Gather ‘Round These Seven Historic Fireplaces
Even with the rise of central heating, fireplaces remain a focal point in American homes today. After all, what is a better feeling than returning home from a chilly winter’s day to warm your frozen fingers near a roaring fire or to share a warm drink with good friends in front of a blaze?
Historically, however, fireplaces were a practical necessity. In early America, a blazing hearth served as the hub of the house, not only providing warmth (and thus a de facto family gathering spot), but also a way to cook and bake. In larger homes, they were often sites of intense physical labor tended by servants or enslaved people.

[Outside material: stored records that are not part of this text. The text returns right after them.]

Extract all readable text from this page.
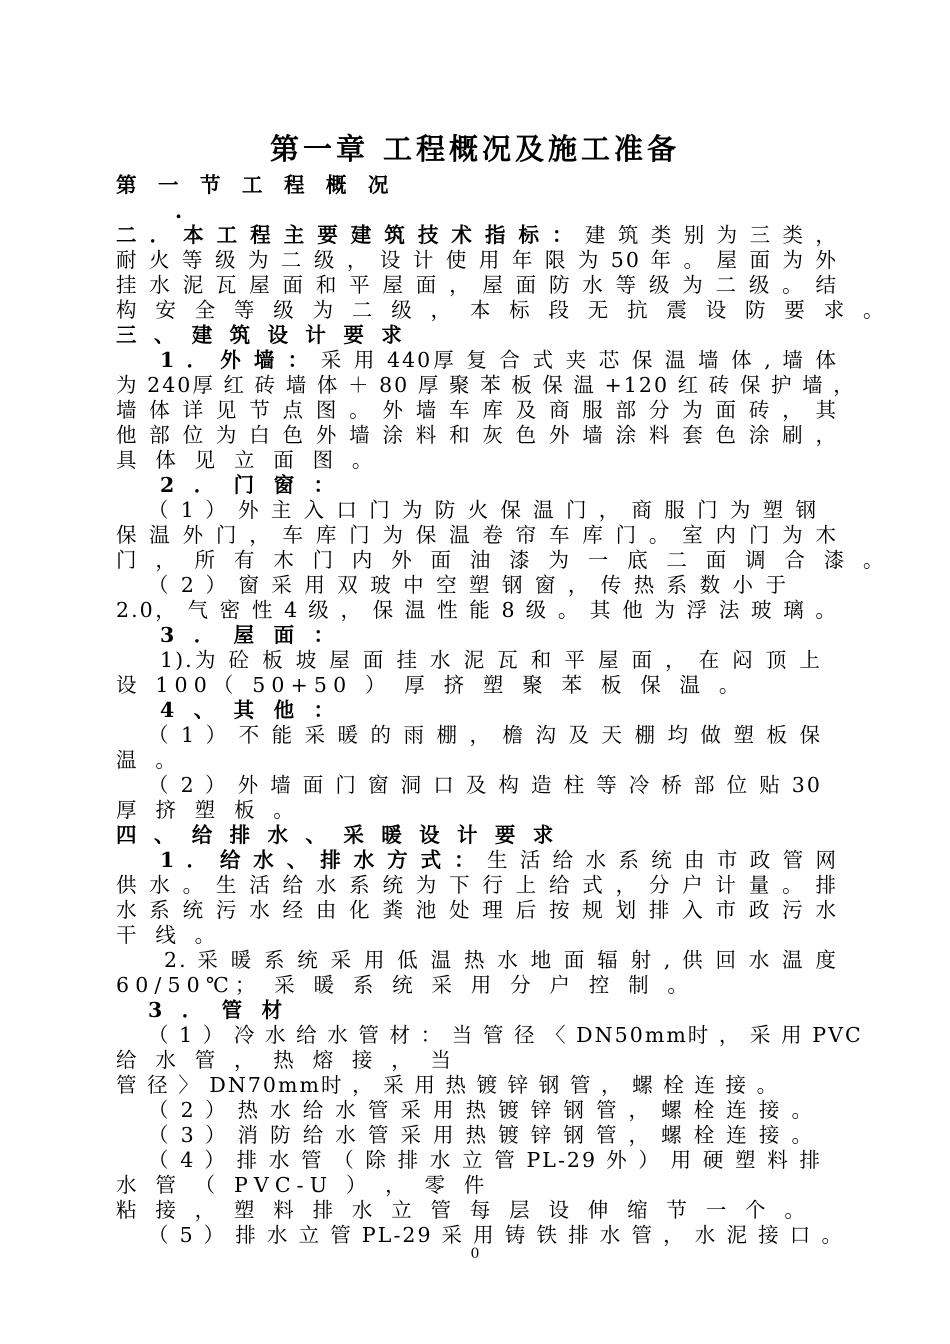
第一章 工程概况及施工准备
第 一 节 工 程 概 况
.
二 ． 本 工 程 主 要 建 筑 技 术 指 标 ： 建 筑 类 别 为 三 类 ，
耐 火 等 级 为 二 级 ， 设 计 使 用 年 限 为 50 年 。 屋 面 为 外
挂 水 泥 瓦 屋 面 和 平 屋 面 ， 屋 面 防 水 等 级 为 二 级 。 结
构 安 全 等 级 为 二 级 ， 本 标 段 无 抗 震 设 防 要 求 。
三 、 建 筑 设 计 要 求
1 ． 外 墙 ： 采 用 440厚 复 合 式 夹 芯 保 温 墙 体 , 墙 体
为 240厚 红 砖 墙 体 ＋ 80 厚 聚 苯 板 保 温 +120 红 砖 保 护 墙 ，
墙 体 详 见 节 点 图 。 外 墙 车 库 及 商 服 部 分 为 面 砖 ， 其
他 部 位 为 白 色 外 墙 涂 料 和 灰 色 外 墙 涂 料 套 色 涂 刷 ，
具 体 见 立 面 图 。
2 ． 门 窗 ：
（ 1 ） 外 主 入 口 门 为 防 火 保 温 门 ， 商 服 门 为 塑 钢
保 温 外 门 ， 车 库 门 为 保 温 卷 帘 车 库 门 。 室 内 门 为 木
门 ， 所 有 木 门 内 外 面 油 漆 为 一 底 二 面 调 合 漆 。
（ 2 ） 窗 采 用 双 玻 中 空 塑 钢 窗 ， 传 热 系 数 小 于
2.0， 气 密 性 4 级 ， 保 温 性 能 8 级 。 其 他 为 浮 法 玻 璃 。
3 ． 屋 面 ：
1).为 砼 板 坡 屋 面 挂 水 泥 瓦 和 平 屋 面 ， 在 闷 顶 上
设 100（ 50+50 ） 厚 挤 塑 聚 苯 板 保 温 。
4 、 其 他 ：
（ 1 ） 不 能 采 暖 的 雨 棚 ， 檐 沟 及 天 棚 均 做 塑 板 保
温 。
（ 2 ） 外 墙 面 门 窗 洞 口 及 构 造 柱 等 冷 桥 部 位 贴 30
厚 挤 塑 板 。
四 、 给 排 水 、 采 暖 设 计 要 求
1 ． 给 水 、 排 水 方 式 ： 生 活 给 水 系 统 由 市 政 管 网
供 水 。 生 活 给 水 系 统 为 下 行 上 给 式 ， 分 户 计 量 。 排
水 系 统 污 水 经 由 化 粪 池 处 理 后 按 规 划 排 入 市 政 污 水
干 线 。
2. 采 暖 系 统 采 用 低 温 热 水 地 面 辐 射 , 供 回 水 温 度
60/50℃； 采 暖 系 统 采 用 分 户 控 制 。
3 ． 管 材
（ 1 ） 冷 水 给 水 管 材 ： 当 管 径 〈 DN50mm时 ， 采 用 PVC
给 水 管 ， 热 熔 接 ， 当
管 径 〉 DN70mm时 ， 采 用 热 镀 锌 钢 管 ， 螺 栓 连 接 。
（ 2 ） 热 水 给 水 管 采 用 热 镀 锌 钢 管 ， 螺 栓 连 接 。
（ 3 ） 消 防 给 水 管 采 用 热 镀 锌 钢 管 ， 螺 栓 连 接 。
（ 4 ） 排 水 管 （ 除 排 水 立 管 PL-29 外 ） 用 硬 塑 料 排
水 管 （ PVC-U ） ， 零 件
粘 接 ， 塑 料 排 水 立 管 每 层 设 伸 缩 节 一 个 。
（ 5 ） 排 水 立 管 PL-29 采 用 铸 铁 排 水 管 ， 水 泥 接 口 。
0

Below, we take a look at the fireplaces at seven National Trust Historic Sites to understand the role they play as spaces for a wide range of household activity.
Oatlands in Leesburg, Virginia, has a fireplace in the greenhouse that an enslaved family used to keep warm and cook with during the winter. The greenhouse, built in 1810, is believed to be the second-oldest propagation greenhouse in the country. Enslaved people used the space to cultivate a wide variety of vegetables, fruits, and flowers. Oral history suggests that one or two enslaved people may have even slept inside the greenhouse during winter when they were required to stoke the fire around the clock in order to maintain a consistent temperature for the plants.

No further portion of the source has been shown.